Leerlingen in het Engels hebben over het algemeen één ding gemeen: ze houden van reizen en nieuwe culturen ontdekken. Een van de belangrijkste redenen waarom de meesten van ons een nieuwe taal leren, is om het te proberen door naar een land te gaan waar ze de taal spreken. Natuurlijk moet je reizen om daar te komen. Dat is wanneer reizen vocabulaire absoluut noodzakelijk wordt. Hier is een quiz met gerelateerde reiswoordenschat voor vier manieren van reizen: per trein, bus of touringcar, per vliegtuig en over zee.

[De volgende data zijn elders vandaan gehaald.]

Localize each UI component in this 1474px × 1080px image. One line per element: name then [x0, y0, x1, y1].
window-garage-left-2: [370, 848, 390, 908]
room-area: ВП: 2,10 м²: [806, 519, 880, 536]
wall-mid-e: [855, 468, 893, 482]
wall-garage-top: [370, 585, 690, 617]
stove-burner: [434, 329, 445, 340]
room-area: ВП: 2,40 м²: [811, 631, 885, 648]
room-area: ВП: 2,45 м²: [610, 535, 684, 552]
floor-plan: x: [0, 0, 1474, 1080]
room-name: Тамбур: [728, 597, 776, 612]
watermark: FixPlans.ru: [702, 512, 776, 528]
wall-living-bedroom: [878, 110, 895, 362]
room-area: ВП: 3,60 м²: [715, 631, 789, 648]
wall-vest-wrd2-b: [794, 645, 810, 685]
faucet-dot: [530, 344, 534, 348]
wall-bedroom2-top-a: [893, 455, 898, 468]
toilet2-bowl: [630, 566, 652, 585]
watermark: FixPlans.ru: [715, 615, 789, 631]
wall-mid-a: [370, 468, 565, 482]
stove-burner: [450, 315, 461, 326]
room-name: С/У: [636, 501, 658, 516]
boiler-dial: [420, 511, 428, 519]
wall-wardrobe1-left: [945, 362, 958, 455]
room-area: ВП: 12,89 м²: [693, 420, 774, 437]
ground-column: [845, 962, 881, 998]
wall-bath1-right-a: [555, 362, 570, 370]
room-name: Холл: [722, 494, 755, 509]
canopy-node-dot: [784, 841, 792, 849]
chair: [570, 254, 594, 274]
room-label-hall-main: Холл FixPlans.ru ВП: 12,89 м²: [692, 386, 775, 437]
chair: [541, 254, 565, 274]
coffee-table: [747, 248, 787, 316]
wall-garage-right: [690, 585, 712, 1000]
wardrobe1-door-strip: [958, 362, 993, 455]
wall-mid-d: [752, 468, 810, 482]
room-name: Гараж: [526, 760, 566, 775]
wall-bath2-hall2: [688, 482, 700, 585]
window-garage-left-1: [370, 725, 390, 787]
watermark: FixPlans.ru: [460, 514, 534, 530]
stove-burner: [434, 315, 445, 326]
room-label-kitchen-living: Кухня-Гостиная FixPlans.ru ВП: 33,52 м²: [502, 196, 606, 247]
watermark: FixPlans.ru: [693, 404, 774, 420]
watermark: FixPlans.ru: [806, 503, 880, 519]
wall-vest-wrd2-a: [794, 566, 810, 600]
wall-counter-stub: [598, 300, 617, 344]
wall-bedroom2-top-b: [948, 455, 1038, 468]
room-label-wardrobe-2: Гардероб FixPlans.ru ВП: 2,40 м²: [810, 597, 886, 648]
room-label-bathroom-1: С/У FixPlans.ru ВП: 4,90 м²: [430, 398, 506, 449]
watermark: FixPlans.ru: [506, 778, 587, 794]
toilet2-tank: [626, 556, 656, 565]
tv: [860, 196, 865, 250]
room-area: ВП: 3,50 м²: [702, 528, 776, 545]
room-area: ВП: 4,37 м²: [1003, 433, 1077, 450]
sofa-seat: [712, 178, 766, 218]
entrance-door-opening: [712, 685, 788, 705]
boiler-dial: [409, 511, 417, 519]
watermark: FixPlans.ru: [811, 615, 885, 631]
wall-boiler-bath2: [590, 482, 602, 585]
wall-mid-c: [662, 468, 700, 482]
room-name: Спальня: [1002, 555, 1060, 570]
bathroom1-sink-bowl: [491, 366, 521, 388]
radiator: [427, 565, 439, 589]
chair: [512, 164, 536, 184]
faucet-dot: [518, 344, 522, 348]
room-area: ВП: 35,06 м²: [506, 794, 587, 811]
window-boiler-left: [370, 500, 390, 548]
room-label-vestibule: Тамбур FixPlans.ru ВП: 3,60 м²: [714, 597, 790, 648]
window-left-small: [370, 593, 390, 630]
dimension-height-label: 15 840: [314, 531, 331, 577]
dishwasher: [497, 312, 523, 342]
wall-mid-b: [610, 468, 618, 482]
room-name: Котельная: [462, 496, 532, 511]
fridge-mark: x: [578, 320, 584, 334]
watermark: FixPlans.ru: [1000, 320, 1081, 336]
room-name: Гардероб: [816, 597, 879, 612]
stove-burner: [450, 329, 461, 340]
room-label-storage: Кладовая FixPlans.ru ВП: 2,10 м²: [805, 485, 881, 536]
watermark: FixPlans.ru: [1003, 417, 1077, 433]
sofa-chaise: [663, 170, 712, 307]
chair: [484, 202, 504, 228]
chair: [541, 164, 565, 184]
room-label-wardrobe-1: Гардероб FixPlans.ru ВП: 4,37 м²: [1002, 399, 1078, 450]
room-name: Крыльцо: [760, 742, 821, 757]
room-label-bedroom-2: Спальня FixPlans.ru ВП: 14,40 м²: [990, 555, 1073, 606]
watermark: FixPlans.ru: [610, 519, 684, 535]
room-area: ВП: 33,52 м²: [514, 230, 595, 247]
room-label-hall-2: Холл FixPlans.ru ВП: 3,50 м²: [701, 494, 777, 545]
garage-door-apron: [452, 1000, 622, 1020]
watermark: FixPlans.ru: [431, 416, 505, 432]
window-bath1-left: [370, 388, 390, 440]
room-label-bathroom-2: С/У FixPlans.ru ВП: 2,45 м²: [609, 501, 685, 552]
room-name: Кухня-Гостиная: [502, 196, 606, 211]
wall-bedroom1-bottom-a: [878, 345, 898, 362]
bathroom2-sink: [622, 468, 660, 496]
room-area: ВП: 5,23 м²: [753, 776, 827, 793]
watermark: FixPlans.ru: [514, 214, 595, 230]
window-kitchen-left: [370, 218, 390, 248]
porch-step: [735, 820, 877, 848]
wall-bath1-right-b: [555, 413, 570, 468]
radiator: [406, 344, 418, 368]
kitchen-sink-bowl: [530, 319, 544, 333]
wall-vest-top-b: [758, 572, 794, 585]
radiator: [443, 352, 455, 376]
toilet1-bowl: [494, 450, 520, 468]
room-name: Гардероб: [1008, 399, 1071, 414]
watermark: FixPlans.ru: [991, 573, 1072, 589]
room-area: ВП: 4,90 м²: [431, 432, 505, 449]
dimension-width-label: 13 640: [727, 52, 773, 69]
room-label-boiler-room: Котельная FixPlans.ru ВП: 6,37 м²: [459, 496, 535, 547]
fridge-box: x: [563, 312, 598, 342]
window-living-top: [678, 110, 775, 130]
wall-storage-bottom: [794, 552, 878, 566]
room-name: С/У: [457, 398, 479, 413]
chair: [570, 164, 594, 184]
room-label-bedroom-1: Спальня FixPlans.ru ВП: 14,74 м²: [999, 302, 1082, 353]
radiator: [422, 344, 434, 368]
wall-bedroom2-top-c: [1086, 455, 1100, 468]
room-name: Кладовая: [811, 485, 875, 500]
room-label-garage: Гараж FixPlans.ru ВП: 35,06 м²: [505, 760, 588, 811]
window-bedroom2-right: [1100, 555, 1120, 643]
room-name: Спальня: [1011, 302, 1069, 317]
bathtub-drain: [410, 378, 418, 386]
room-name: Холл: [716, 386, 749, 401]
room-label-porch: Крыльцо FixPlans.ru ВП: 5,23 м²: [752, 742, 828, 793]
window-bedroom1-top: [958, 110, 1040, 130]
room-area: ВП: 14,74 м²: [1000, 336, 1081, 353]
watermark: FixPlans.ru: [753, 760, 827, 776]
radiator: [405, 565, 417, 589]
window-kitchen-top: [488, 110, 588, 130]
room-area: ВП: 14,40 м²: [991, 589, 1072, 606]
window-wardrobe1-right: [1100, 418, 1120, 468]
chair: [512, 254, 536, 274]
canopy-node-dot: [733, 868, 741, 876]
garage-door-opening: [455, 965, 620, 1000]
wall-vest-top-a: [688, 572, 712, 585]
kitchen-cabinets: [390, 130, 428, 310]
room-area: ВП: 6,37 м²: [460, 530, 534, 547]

Gebruik de volgende woorden om de gaten in de reiskaart in te vullen. Elk woord of zin wordt maar één keer gebruikt.

  • bushalte
  • vliegtuig
  • vangen / instappen / instappen
  • ontschepen
  • kade / dock
  • voering
  • reis
  • vertrek / verlof
  • land-
  • brug
  • bestuurders stoel
  • piloot
  • corridor / gangpad

Heb een veilige reis!

Manier van reizen

Per spoor Met de bus / touringcar Per vliegtuig Over zee
station _____ luchthaven haven
trein bus _____ schip
vangen / instappen _____ kom aan boord Stort
uitstappen uitstappen uitstappen / uitstappen _____
platform vertrekhek vertrekhek _____
passagierstrein coach / bus passagiersvliegtuig / vliegtuig _____
reis _____ vlucht reis
_____ vertrek / verlof opstijgen zeil
aankomen aankomen _____ dok
motor _____ cockpit _____
machinist buschauffeur _____ gezagvoerder
_____ gangpad gangpad loopplank

Oefen het gebruik van dit vocabulaire in korte schrijf- en spreekopdrachten zoals dit voorbeeld om het nieuwe vocabulaire te integreren:

Vorig jaar vloog ik naar Italië voor een maand vakantie. We namen het vliegtuig in New York en stapten uit in een compleet andere wereld. Het eerste wat ik deed toen we aankwamen was om een ​​echte Italiaanse espresso te krijgen. De volgende weken waren geweldig omdat we passagierstreinen naar veel verschillende steden in het hele land namen. We gingen ook naar Leghorn, een haven in Toscane, en begonnen aan een veerboottocht naar het eiland Sardinië.